Na manhã do Pentecostes, a multidão escutava o testemunho dos apóstolos e era directamente interpelada a tomar consciência da sua responsabilidade na morte de Jesus.
«Que havemos de fazer?» – interrogavam-se perante a pregação de Pedro. A resposta era clara: «Convertei-vos e peça cada um de vós o Baptismo…».

Cada ouvinte era chamado a aderir, livre e conscientemente, à nova realidade que lhe era oferecida pelo sacramento que dava aceso à comunidade.
Ninguém estava dispensado de fazer o seu caminho de aprendizagem e conversão pessoal iniciado pela escuta e acolhimento da Palavra.
Seguindo este método, a comunidade cresceu e consolidou-se.
Amadureceu enquanto grupo.
Tornou-se sujeito evangelizador. Contagiou.
Propôs-se mudar o mundo. Primeiro Israel.
Depois o império Romano.
Finalmente todos os povos e nações.
Até aos nossos dias.
Assim foi. O pequeno rebanho, bem alimentado pela Palavra bela do Bom Pastor, assumiu uma atitude marcadamente missionária.
Se atendêssemos aos critérios meramente humanos, diríamos que eles eram tresloucados pois desafiavam as normas vigentes e sujeitavam-se aos mais severos castigos.
Às perseguições e a toda a espécie de humilhações, à tortura e à morte por amor ao Bom Pastor.
Esta atitude só é compreensível se atendermos à maturidade espiritual do grupo.
É um rebanho que cresce na adversidade porque permanece íntimo do Pastor. Cresce em quantidade e qualidade: «Naquele dia juntaram-se aos discípulos cerca de três mil pessoas», diz-nos S. Lucas.

A maturidade espiritual sempre foi fértil. A comunidade que não gera novos filhos é imatura e indolente. Deixou-se levar pelo espírito do mundo e refugia-se na auto-satisfação mesmo quando se considera “praticante”.
Porque é imatura permanece indiferente aos apelos dos pobres e dos que sofrem.
Não se compromete com os outros e vive segundo os “mínimos necessários e indispensáveis”.

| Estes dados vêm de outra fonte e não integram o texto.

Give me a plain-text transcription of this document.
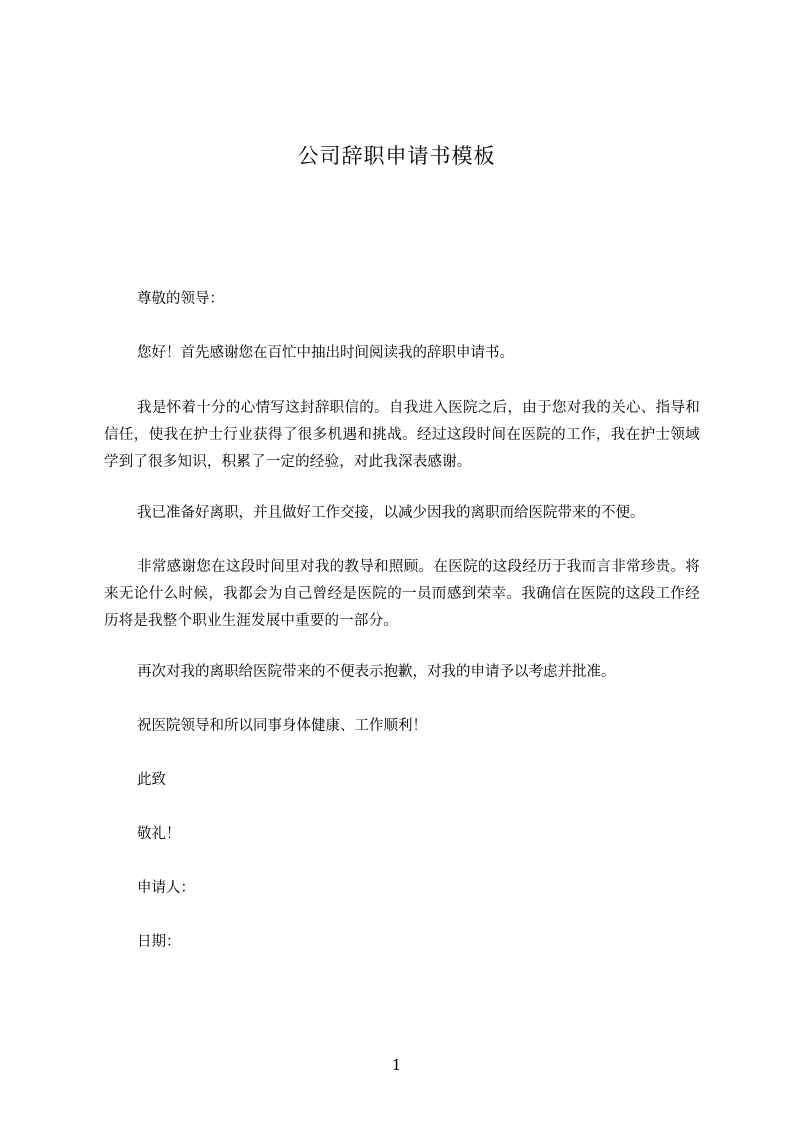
公司辞职申请书模板
尊敬的领导：
您好！首先感谢您在百忙中抽出时间阅读我的辞职申请书。
我是怀着十分的心情写这封辞职信的。自我进入医院之后，由于您对我的关心、指导和信任，使我在护士行业获得了很多机遇和挑战。经过这段时间在医院的工作，我在护士领域学到了很多知识，积累了一定的经验，对此我深表感谢。
我已准备好离职，并且做好工作交接，以减少因我的离职而给医院带来的不便。
非常感谢您在这段时间里对我的教导和照顾。在医院的这段经历于我而言非常珍贵。将来无论什么时候，我都会为自己曾经是医院的一员而感到荣幸。我确信在医院的这段工作经历将是我整个职业生涯发展中重要的一部分。
再次对我的离职给医院带来的不便表示抱歉，对我的申请予以考虑并批准。
祝医院领导和所以同事身体健康、工作顺利！
此致
敬礼！
申请人：
日期：
1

A imaturidade espiritual está habitualmente associada a uma desculpabilização de si e à culpabilização dos outros: «O padre, a catequista, aqueles que lá andam… não fazem».

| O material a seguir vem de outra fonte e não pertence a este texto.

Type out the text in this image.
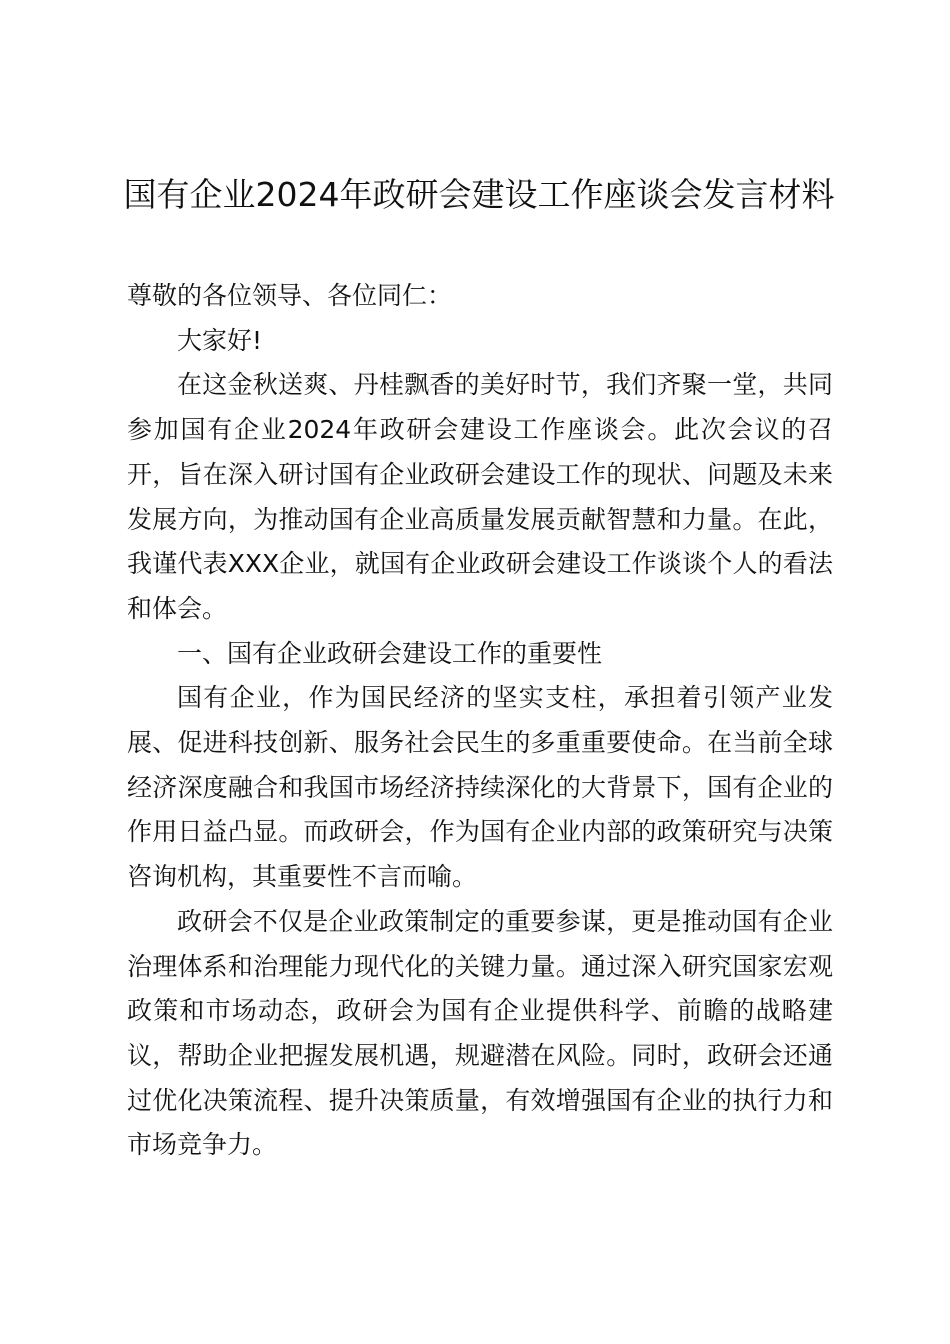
国有企业2024年政研会建设工作座谈会发言材料

尊敬的各位领导、各位同仁：

大家好!

在这金秋送爽、丹桂飘香的美好时节，我们齐聚一堂，共同参加国有企业2024年政研会建设工作座谈会。此次会议的召开，旨在深入研讨国有企业政研会建设工作的现状、问题及未来发展方向，为推动国有企业高质量发展贡献智慧和力量。在此，我谨代表XXX企业，就国有企业政研会建设工作谈谈个人的看法和体会。

一、国有企业政研会建设工作的重要性

国有企业，作为国民经济的坚实支柱，承担着引领产业发展、促进科技创新、服务社会民生的多重重要使命。在当前全球经济深度融合和我国市场经济持续深化的大背景下，国有企业的作用日益凸显。而政研会，作为国有企业内部的政策研究与决策咨询机构，其重要性不言而喻。

政研会不仅是企业政策制定的重要参谋，更是推动国有企业治理体系和治理能力现代化的关键力量。通过深入研究国家宏观政策和市场动态，政研会为国有企业提供科学、前瞻的战略建议，帮助企业把握发展机遇，规避潜在风险。同时，政研会还通过优化决策流程、提升决策质量，有效增强国有企业的执行力和市场竞争力。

É possível diagnosticar a origem desta imaturidade na falha em algum momento do processo de desenvolvimento espiritual: não houve acolhimento e interiorização da Palavra ou, tendo sido acolhida, não houve conversão, isto é, ela não se fez carne.
Ficou apenas no plano das ideias.
Uma teoria interessante.
Mais uma doutrina.
Uma ideologia que não modelou o sujeito a partir do modelo perfeito, Jesus Cristo.
Não configurou uma nova história.
É uma videira sem uvas.
Uma casa sem alicerces.

O maior desafio que nos é feito hoje é o de sermos adultos enquanto discípulos de Jesus.
Somos de novo uma minoria.
A sociedade rege-se por valores que, em grande parte, são contrários à mensagem do Crucificado.
De novo, é necessário interiorizar a Palavra de Deus e interrogar-se «que devo fazer?».
Não ter medo da pergunta que nos desinstala. Porque não nos interrogarmos é permanecermos imaturos.
E não basta sermos meros cumpridores de rituais.
E é pouco, muito pouco, viver segundo o princípio «eu mal não faço».

No dia em que somos chamados a orar pelas vocações, quarto Domingo da Páscoa, peçamos ao Senhor que nos faça discípulos maduros e fecundos de Jesus.